The Perpetually Collapsing Political Parties
The conventional wisdom see-saws again; now the Democrats are supposed to be doomed.
It has become a tradition in American politics to greet each party's reversals of fortunes by proclaiming that it has been smashed beyond any short-term repair, perhaps even reduced to "permanent minority" status. This week we've seen just how quickly the conventional wisdom can see-saw: After a year of editorials about the decimated state of the GOP, suddenly we've started seeing takes like this:
And this:
And you can see why! The Republicans now control Congress, the White House, and a majority of state governments, and they are about to appoint a justice to the Supreme Court. The Democrats' political operation has turned out to be as hollow as a triple-A rating from Moody's in 2006. As the old cliché goes, the Dems are in disarray.

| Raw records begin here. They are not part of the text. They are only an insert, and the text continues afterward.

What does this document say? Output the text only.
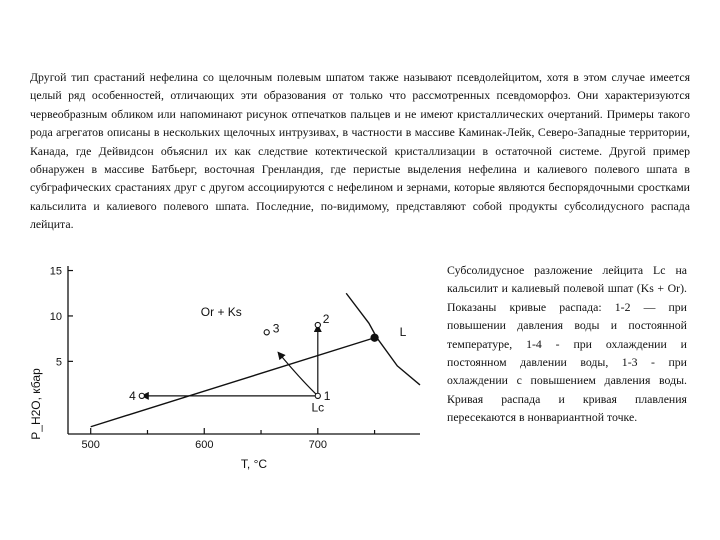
Другой тип срастаний нефелина со щелочным полевым шпатом также называют псевдолейцитом, хотя в этом случае имеется целый ряд особенностей, отличающих эти образования от только что рассмотренных псевдоморфоз. Они характеризуются червеобразным обликом или напоминают рисунок отпечатков пальцев и не имеют кристаллических очертаний. Примеры такого рода агрегатов описаны в нескольких щелочных интрузивах, в частности в массиве Каминак-Лейк, Северо-Западные территории, Канада, где Дейвидсон объяснил их как следствие котектической кристаллизации в остаточной системе. Другой пример обнаружен в массиве Батбьерг, восточная Гренландия, где перистые выделения нефелина и калиевого полевого шпата в субграфических срастаниях друг с другом ассоциируются с нефелином и зернами, которые являются беспорядочными сростками кальсилита и калиевого полевого шпата. Последние, по-видимому, представляют собой продукты субсолидусного распада лейцита.

5
10
15
500	600	700
1
2
3
4
Or + Ks
Lc
L
P_H2O, кбар
T, °C

Субсолидусное разложение лейцита Lc на кальсилит и калиевый полевой шпат (Ks + Or). Показаны кривые распада: 1-2 — при повышении давления воды и постоянной температуре, 1-4 - при охлаждении и постоянном давлении воды, 1-3 - при охлаждении с повышением давления воды. Кривая распада и кривая плавления пересекаются в нонвариантной точке.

But so are the Republicans. Donald Trump won the GOP nomination because the party had slipped from its gatekeepers' grasp, and he broke with normal political behavior by continuing to blast away at his Republican rivals even after accepting the nomination. It wouldn't be true to say that he owes nothing to the party establishment—the RNC certainly gave him crucial on-the-ground assistance at the end of the campaign—but he won the election on his own terms and clearly doesn't feel obliged to pay obeisance to anyone. He could conceivably decide to focus on the issues that interest him and let the usual Republican suspects set the agenda for everything else; he could just as conceivably treat Paul Ryan (or Ryan's successor) as the head of another opposition party.
And Trump himself is vulnerable to the same sort of storm that propelled him into office. You younger readers may not know this, but in the long-ago days of 2015 Ted Cruz was seen as a bomb-throwing radical challenging the centers of Republican power. Now the GOP grassroots write him off as a Goldman Sachs puppet who tried to derail the Trump Train. If Cruz and other onetime Tea Party insurgents are already being decried as an old order to be blown aside, Trump may someday find himself in the crosshairs too. Live by the uprising, die by the uprising.
So the Republicans clearly have the upper hand in government, but the Republican Party remains weak, in the sense of not having an orderly, hierarchical structure that can keep everyone in line. The Democratic Party looks pretty weak too—and now that Trump has shown how much of a paper tiger a party's gatekeepers can be, it's entirely possible that a Trump figure will soon arise on the Dems' side of the aisle as well.
These aren't predictions, mind you. Trump could face an insurgency, or he could remake the party in his image. The Democrats could find themselves nominating Bernie Sanders or Kanye West or a sentient Facebook meme, or they could clear the way for yet another grey old pol from the club. The point is how fragile those edifices of party power are, and how much uncertainty that entails. (And how much pure contingency too. If this election had been held a month earlier, maybe Hillary Clinton would be president-elect and the Republicans would be getting bombarded with these your-party-is-a-goner analyses.)
Perhaps this is the kind of unstable situation that just isn't tenable, and the two-party system will eventually break down. You can certainly see signs of dissatisfaction with it: record numbers of people identifying as independents, the strongest third-party results in 20 years, the very fact that a former independent with no institutional loyalty to the GOP can sweep in to take the Republican nomination and then the presidency. If more jurisdictions follow Maine's lead and adopt more pluralistic voting systems, we might finally get a party system that doesn't try to squeeze everybody into just two categories.
Or maybe not. Maine's new ranked-voting system looks attractive, but Maine is just one state. The rest of us still have a first-past-the-post system that seems to gravitate naturally toward a two-party setup whether or not those parties are institutionally strong. There's a lot of churning in the history of American politics. The parties might just keep remaking themselves, incrementally or not, in a perpetual process of reinvention that only feels like constant collapse.